Virya - Absolute enthusiasm


On a yoga retreat led by Jennifer Pastiloff, assisting a fellow student in adho mukra vrksasana!


Ok, here’s a few useful pieces of information about me.  (I gotta say, it’s so strange to be writing to readers who don’t yet exist.  However, I’m choosing to look at blogging from a yogic perspective.  Ishvara pranidhana, which means “letting go into the creative source from which we’ve emerged” I interpret to mean, do the work for works sake, and let go of the results.)  So, here we go, entering the blogosphere, for no other reason than to enter the blogosphere.

Ok, useful pieces of information. Just in case.

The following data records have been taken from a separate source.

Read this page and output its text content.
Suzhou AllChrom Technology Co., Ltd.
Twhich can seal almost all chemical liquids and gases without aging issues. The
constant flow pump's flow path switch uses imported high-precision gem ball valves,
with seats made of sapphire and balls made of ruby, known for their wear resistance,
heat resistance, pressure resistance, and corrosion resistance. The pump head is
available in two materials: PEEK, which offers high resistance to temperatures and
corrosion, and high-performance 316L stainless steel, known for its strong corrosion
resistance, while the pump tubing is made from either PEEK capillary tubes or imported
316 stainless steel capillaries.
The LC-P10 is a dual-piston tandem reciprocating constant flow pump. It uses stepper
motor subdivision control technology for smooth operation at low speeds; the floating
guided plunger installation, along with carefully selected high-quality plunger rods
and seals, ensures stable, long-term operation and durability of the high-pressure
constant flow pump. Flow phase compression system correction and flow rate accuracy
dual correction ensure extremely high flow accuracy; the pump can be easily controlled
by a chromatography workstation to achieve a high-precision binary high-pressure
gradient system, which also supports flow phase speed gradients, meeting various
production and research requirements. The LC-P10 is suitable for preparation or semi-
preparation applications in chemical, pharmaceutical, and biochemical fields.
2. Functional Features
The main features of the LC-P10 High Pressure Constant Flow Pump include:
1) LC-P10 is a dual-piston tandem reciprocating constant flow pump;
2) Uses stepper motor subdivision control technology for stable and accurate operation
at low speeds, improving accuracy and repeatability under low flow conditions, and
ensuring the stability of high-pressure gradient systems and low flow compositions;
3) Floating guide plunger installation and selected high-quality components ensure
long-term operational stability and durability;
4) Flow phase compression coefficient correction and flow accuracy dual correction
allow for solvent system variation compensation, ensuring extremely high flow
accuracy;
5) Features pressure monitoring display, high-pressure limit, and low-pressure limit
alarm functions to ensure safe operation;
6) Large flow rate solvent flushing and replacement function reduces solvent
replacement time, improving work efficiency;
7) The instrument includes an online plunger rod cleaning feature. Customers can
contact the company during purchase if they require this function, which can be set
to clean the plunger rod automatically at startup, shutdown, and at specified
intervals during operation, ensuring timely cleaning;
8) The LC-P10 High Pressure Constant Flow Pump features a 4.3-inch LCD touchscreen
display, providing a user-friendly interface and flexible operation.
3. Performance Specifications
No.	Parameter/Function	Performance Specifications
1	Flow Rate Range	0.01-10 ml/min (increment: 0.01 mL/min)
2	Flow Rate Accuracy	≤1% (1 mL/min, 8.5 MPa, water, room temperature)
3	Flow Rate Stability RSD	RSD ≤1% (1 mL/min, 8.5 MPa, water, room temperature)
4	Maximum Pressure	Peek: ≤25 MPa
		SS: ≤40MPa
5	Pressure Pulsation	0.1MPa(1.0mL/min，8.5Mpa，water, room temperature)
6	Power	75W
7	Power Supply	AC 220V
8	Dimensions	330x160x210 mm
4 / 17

1)    I am pretty much obsessed with yoga. I talk about it, live it, breathe it, and of course do it pretty constantly.  Please note, however, when I say “yoga” I don’t mean, “I am obsessed with getting the bottom of my foot to touch my head, effectively turning myself into a human pretzel.”  No, I mean yoga in the larger sense. Yoga as life, yoga as a philosophy, yoga as a way to practice humanity.  And if eventually the bottom of my foot touches my head, that would be ok as well. Just sayin’.

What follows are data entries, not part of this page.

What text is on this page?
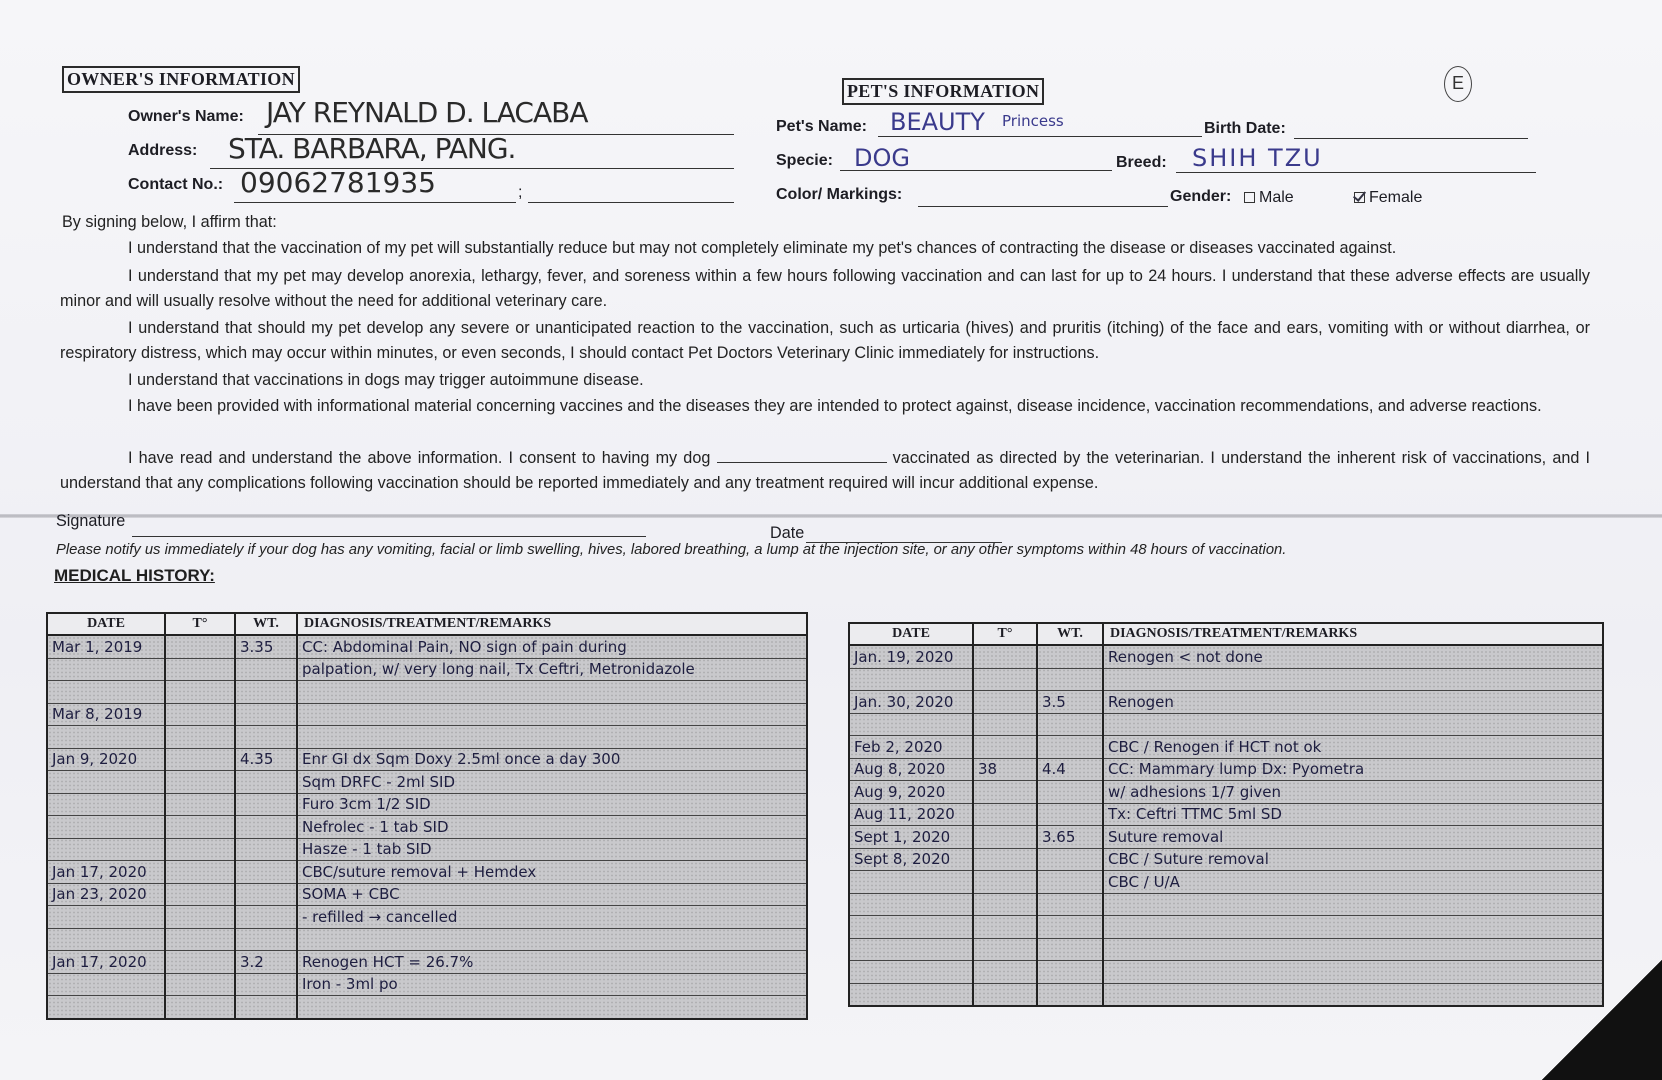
OWNER'S INFORMATION
Owner's Name: JAY REYNALD D. LACABA
Address: STA. BARBARA, PANG.
Contact No.: 09062781935	;
PET'S INFORMATION	E
Pet's Name: BEAUTY Princess	Birth Date:
Specie: DOG	Breed: SHIH TZU
Color/ Markings:	Gender:	Male	Female
By signing below, I affirm that:
I understand that the vaccination of my pet will substantially reduce but may not completely eliminate my pet's chances of contracting the disease or diseases vaccinated against.
I understand that my pet may develop anorexia, lethargy, fever, and soreness within a few hours following vaccination and can last for up to 24 hours. I understand that these adverse effects are usually minor and will usually resolve without the need for additional veterinary care.
I understand that should my pet develop any severe or unanticipated reaction to the vaccination, such as urticaria (hives) and pruritis (itching) of the face and ears, vomiting with or without diarrhea, or respiratory distress, which may occur within minutes, or even seconds, I should contact Pet Doctors Veterinary Clinic immediately for instructions.
I understand that vaccinations in dogs may trigger autoimmune disease.
I have been provided with informational material concerning vaccines and the diseases they are intended to protect against, disease incidence, vaccination recommendations, and adverse reactions.
I have read and understand the above information. I consent to having my dog	vaccinated as directed by the veterinarian. I understand the inherent risk of vaccinations, and I understand that any complications following vaccination should be reported immediately and any treatment required will incur additional expense.
Signature
Date
Please notify us immediately if your dog has any vomiting, facial or limb swelling, hives, labored breathing, a lump at the injection site, or any other symptoms within 48 hours of vaccination.
MEDICAL HISTORY:
DATE	T°	WT.	DIAGNOSIS/TREATMENT/REMARKS
Mar 1, 2019		3.35	CC: Abdominal Pain, NO sign of pain during
			palpation, w/ very long nail, Tx Ceftri, Metronidazole

Mar 8, 2019			

Jan 9, 2020		4.35	Enr GI dx Sqm Doxy 2.5ml once a day 300
			Sqm DRFC - 2ml SID
			Furo 3cm 1/2 SID
			Nefrolec - 1 tab SID
			Hasze - 1 tab SID
Jan 17, 2020			CBC/suture removal + Hemdex
Jan 23, 2020			SOMA + CBC
			- refilled → cancelled

Jan 17, 2020		3.2	Renogen HCT = 26.7%
			Iron - 3ml po

DATE	T°	WT.	DIAGNOSIS/TREATMENT/REMARKS
Jan. 19, 2020			Renogen < not done

Jan. 30, 2020		3.5	Renogen

Feb 2, 2020			CBC / Renogen if HCT not ok
Aug 8, 2020	38	4.4	CC: Mammary lump Dx: Pyometra
Aug 9, 2020			w/ adhesions 1/7 given
Aug 11, 2020			Tx: Ceftri TTMC 5ml SD
Sept 1, 2020		3.65	Suture removal
Sept 8, 2020			CBC / Suture removal
			CBC / U/A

2)    I love to discover new ______’s, and share them. The ______ May be bands (which are sometimes actually new, and more often are “new to me”) yoga classes, lipsticks, restaurants, etc.  But I get really excited when I find something, and yes, I’m one of those people who has to tell everyone I’ve met about what I’ve discovered. And apparently, those I haven't met. 


3)    I am utterly incapable of taking myself too seriously during asana (physical) practice.  Thank Goodness for that.  See, I was not born a flexy-bendy person.  In fact, I seem to have been born with an invisible straight jacket that prevents me from having true flexibility in my shoulders, hamstrings that are less ham-string and more ham-rocks, and a tailbone with a total mind of it’s own.  I am learning the loveliness of single-pointed focus during an asana practice, but in reality, I practice what my first key teacher, Jennifer Pastiloff cited as a class rule: “If you fall, you laugh. If you don’t laugh, I will make you laugh.”

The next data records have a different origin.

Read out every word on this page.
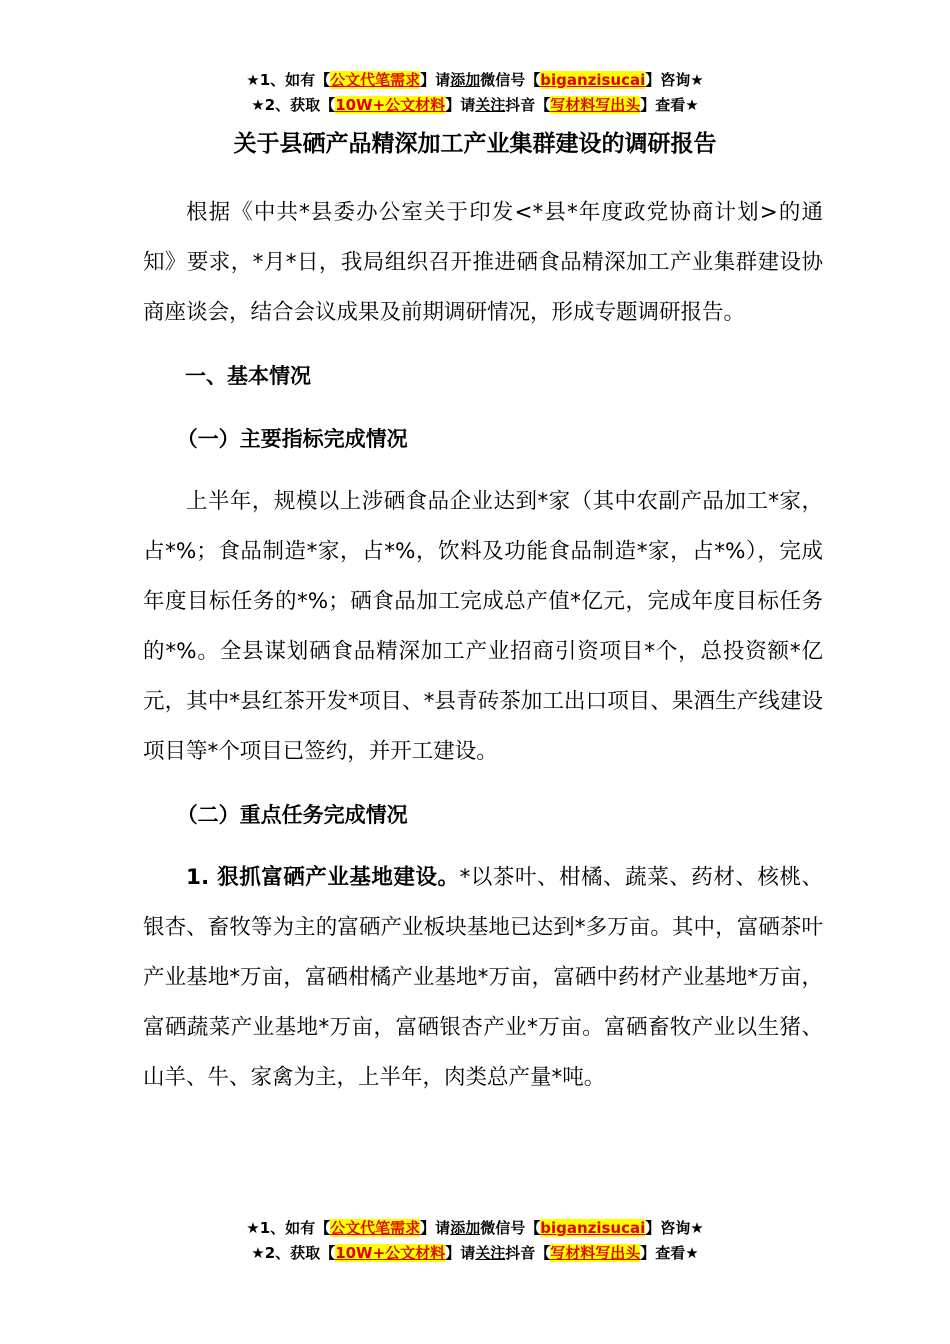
★1、如有【公文代笔需求】请添加微信号【biganzisucai】咨询★
★2、获取【10W+公文材料】请关注抖音【写材料写出头】查看★
关于县硒产品精深加工产业集群建设的调研报告

根据《中共*县委办公室关于印发<*县*年度政党协商计划>的通知》要求，*月*日，我局组织召开推进硒食品精深加工产业集群建设协商座谈会，结合会议成果及前期调研情况，形成专题调研报告。

一、基本情况

（一）主要指标完成情况

上半年，规模以上涉硒食品企业达到*家（其中农副产品加工*家，占*%；食品制造*家，占*%，饮料及功能食品制造*家，占*%），完成年度目标任务的*%；硒食品加工完成总产值*亿元，完成年度目标任务的*%。全县谋划硒食品精深加工产业招商引资项目*个，总投资额*亿元，其中*县红茶开发*项目、*县青砖茶加工出口项目、果酒生产线建设项目等*个项目已签约，并开工建设。

（二）重点任务完成情况

1. 狠抓富硒产业基地建设。*以茶叶、柑橘、蔬菜、药材、核桃、银杏、畜牧等为主的富硒产业板块基地已达到*多万亩。其中，富硒茶叶产业基地*万亩，富硒柑橘产业基地*万亩，富硒中药材产业基地*万亩，富硒蔬菜产业基地*万亩，富硒银杏产业*万亩。富硒畜牧产业以生猪、山羊、牛、家禽为主，上半年，肉类总产量*吨。

★1、如有【公文代笔需求】请添加微信号【biganzisucai】咨询★
★2、获取【10W+公文材料】请关注抖音【写材料写出头】查看★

4)    What I lack in flexibility, I make up for in virya, which is translated as “absolute enthusiasm” or “vital energy.”  I believe in bringing a sense of curiosity and excitement to everything I do, and encouraging my yoga students to do the same.  It’s so refreshing to look at a new experience or challenge with the attitude of “wobbling like an infant learning to walk” rather than the “I’m such a freakin’ idiot that I don’t get this.”  It’s a fun challenge – next time something baffles you, be it at work, home or in a relationship, see if you can shift your attitude from self-denegrating to process-adoring. It’s pretty powerful stuff.

That’s enough for now.  Have a great night and keep practicing!